Siracusa, associazioni chiedono alla Camera di commercio del Sud Est la previsione di Voucher per imprese

Sicilia, associazioni chiedono alla Camera di commercio de Sud Est la previsione di Voucher per imprese

Prevedere Voucher per le imprese. Questa la richiesta avanzata alla Camera di Commercio del Sud Est Sicilia, da parte Confindustria, Cna, Claai, Confocooperative, Legacoop, Agci, Confesercenti Sr, Unicoop.

“Una prima azione potrebbe essere caratterizzata da un Voucher DPI con un valore forfetario con due scaglioni a seconda della dimensione dell’impresa per agevolare gli imprenditori nella dotazione di dispositivi di protezione che si renderanno necessari per la ripresa (mascherine, visiere, barriere per gli uffici, etc).

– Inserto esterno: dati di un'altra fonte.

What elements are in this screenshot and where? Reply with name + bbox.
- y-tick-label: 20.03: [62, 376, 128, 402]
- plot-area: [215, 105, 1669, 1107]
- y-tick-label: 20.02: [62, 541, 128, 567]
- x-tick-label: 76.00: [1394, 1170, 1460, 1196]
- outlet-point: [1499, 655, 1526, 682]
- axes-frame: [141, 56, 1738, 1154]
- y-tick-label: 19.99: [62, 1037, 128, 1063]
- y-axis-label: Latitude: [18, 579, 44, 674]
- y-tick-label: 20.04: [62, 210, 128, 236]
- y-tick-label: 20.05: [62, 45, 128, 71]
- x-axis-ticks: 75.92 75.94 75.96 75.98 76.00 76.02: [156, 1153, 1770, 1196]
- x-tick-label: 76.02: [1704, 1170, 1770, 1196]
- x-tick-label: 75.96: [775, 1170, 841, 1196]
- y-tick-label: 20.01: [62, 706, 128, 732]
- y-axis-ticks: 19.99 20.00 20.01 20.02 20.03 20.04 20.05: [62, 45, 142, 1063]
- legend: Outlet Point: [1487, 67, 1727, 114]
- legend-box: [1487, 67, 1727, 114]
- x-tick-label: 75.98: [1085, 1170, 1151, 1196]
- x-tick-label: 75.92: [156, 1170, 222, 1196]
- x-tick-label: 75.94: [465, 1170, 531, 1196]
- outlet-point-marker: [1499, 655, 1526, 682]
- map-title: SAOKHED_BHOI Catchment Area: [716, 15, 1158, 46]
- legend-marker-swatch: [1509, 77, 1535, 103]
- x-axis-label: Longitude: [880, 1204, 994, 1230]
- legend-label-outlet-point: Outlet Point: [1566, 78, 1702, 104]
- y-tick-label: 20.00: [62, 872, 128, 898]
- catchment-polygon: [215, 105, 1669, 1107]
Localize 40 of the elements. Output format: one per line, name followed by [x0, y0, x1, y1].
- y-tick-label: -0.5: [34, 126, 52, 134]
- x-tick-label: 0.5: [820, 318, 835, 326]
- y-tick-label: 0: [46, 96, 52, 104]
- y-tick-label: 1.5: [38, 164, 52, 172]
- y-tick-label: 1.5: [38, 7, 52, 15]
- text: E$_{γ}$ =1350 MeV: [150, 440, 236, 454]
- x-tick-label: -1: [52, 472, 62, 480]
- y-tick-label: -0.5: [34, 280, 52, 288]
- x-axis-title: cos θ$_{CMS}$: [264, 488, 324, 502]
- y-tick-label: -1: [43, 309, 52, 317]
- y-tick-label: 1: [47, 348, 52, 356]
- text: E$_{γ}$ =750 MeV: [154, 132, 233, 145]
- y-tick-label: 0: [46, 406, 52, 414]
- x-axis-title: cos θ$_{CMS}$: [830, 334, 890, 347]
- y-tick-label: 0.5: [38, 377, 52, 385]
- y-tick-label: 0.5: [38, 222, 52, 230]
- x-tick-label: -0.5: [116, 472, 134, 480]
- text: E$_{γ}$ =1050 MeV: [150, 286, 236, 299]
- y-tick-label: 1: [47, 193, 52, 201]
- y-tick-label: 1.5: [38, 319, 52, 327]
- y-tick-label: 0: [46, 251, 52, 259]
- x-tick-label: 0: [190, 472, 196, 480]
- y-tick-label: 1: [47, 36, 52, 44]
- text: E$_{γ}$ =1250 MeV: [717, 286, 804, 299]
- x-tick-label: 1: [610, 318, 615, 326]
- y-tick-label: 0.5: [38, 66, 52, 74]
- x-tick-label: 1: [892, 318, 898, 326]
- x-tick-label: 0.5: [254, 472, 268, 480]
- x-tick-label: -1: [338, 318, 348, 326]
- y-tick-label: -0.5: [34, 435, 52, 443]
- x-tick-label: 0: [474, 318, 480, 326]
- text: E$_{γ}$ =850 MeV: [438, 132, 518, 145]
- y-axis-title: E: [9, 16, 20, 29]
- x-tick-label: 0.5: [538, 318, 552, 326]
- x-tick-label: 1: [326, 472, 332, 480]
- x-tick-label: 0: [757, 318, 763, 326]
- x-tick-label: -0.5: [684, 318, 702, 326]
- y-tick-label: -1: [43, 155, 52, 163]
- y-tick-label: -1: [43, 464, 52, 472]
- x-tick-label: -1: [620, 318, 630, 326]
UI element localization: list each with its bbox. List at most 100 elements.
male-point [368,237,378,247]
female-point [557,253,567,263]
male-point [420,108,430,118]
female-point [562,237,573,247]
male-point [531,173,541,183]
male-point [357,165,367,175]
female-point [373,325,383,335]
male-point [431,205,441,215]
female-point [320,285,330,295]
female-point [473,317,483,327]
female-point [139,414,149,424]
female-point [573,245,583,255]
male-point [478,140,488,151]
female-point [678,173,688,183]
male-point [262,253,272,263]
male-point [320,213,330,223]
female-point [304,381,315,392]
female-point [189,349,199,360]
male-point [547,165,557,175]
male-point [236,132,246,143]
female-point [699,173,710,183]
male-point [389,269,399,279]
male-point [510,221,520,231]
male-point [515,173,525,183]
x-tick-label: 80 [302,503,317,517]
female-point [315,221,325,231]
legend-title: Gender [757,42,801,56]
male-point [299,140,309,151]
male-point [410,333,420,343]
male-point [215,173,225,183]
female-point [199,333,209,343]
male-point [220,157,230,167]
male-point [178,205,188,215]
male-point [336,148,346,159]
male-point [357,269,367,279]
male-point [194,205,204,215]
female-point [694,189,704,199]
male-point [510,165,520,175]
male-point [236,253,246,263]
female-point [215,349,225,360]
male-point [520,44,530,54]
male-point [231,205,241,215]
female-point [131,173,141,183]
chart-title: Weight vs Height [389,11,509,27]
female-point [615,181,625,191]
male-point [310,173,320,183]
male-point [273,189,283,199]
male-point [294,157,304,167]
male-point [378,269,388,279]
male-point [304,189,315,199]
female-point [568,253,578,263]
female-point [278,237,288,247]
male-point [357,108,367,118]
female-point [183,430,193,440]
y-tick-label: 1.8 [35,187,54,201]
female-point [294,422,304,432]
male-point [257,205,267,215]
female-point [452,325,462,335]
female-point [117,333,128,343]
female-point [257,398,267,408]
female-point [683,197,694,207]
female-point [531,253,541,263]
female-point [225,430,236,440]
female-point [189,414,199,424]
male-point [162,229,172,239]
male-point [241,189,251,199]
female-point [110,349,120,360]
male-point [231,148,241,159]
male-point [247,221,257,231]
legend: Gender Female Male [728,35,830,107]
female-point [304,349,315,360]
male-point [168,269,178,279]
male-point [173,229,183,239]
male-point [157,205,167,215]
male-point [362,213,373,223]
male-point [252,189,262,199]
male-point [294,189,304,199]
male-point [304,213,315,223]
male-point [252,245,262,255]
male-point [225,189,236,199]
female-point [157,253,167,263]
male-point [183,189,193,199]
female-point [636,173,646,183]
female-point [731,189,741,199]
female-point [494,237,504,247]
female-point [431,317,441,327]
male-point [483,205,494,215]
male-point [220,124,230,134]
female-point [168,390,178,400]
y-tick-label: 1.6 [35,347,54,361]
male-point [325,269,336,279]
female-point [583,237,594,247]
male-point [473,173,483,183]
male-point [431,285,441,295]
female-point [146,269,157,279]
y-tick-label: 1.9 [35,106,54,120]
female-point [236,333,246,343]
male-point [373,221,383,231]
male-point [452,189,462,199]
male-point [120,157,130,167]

Lo stesso si potrebbe erogare anche in anticipazione dietro presentazione di istanza in modalità semplificata (digitale con la piattaforma in uso per altre agevolazioni promosse dalla Camera) salvo poi rendicontare la spesa che non dovrà essere inferiore al valore del voucher stesso. – si legge in una nota – Una seconda azione potrebbe essere connessa ad un Voucher Garanzia appannaggio delle imprese per coprire i costi di garanzia previsti da Confidi nell’accesso al credito. Il Decreto Liquidità prevede infatti, tra le altre azioni, la copertura di garanzia al 100% nelle operazioni di credito comprese tra i 25mila e gli 800mila euro di cui il 90% attraverso il Fondo Centrale di Garanzia ed il 10% con garanzia appunto del Confidi. Una misura già predisposta da alcune regioni come l’Emilia Romagna ed il Friuli V.G. La motivazione di questa scelta è connessa al fatto che, permanendo il merito creditizio in questa fascia importantissima di credito, sarà necessario favorire l’accesso alle imprese con rating non primario. Le settimane di stop hanno infatti inciso sulle performance soprattutto delle PMI che non hanno potuto in parte onorare scadenze. La copertura totale faciliterà questo accesso e pensare ad un ristoro economico con un massimale specifico dei costi di garanzia dei Confidi (che avranno l’onere di rivedere al ribasso le proprie commissioni)”.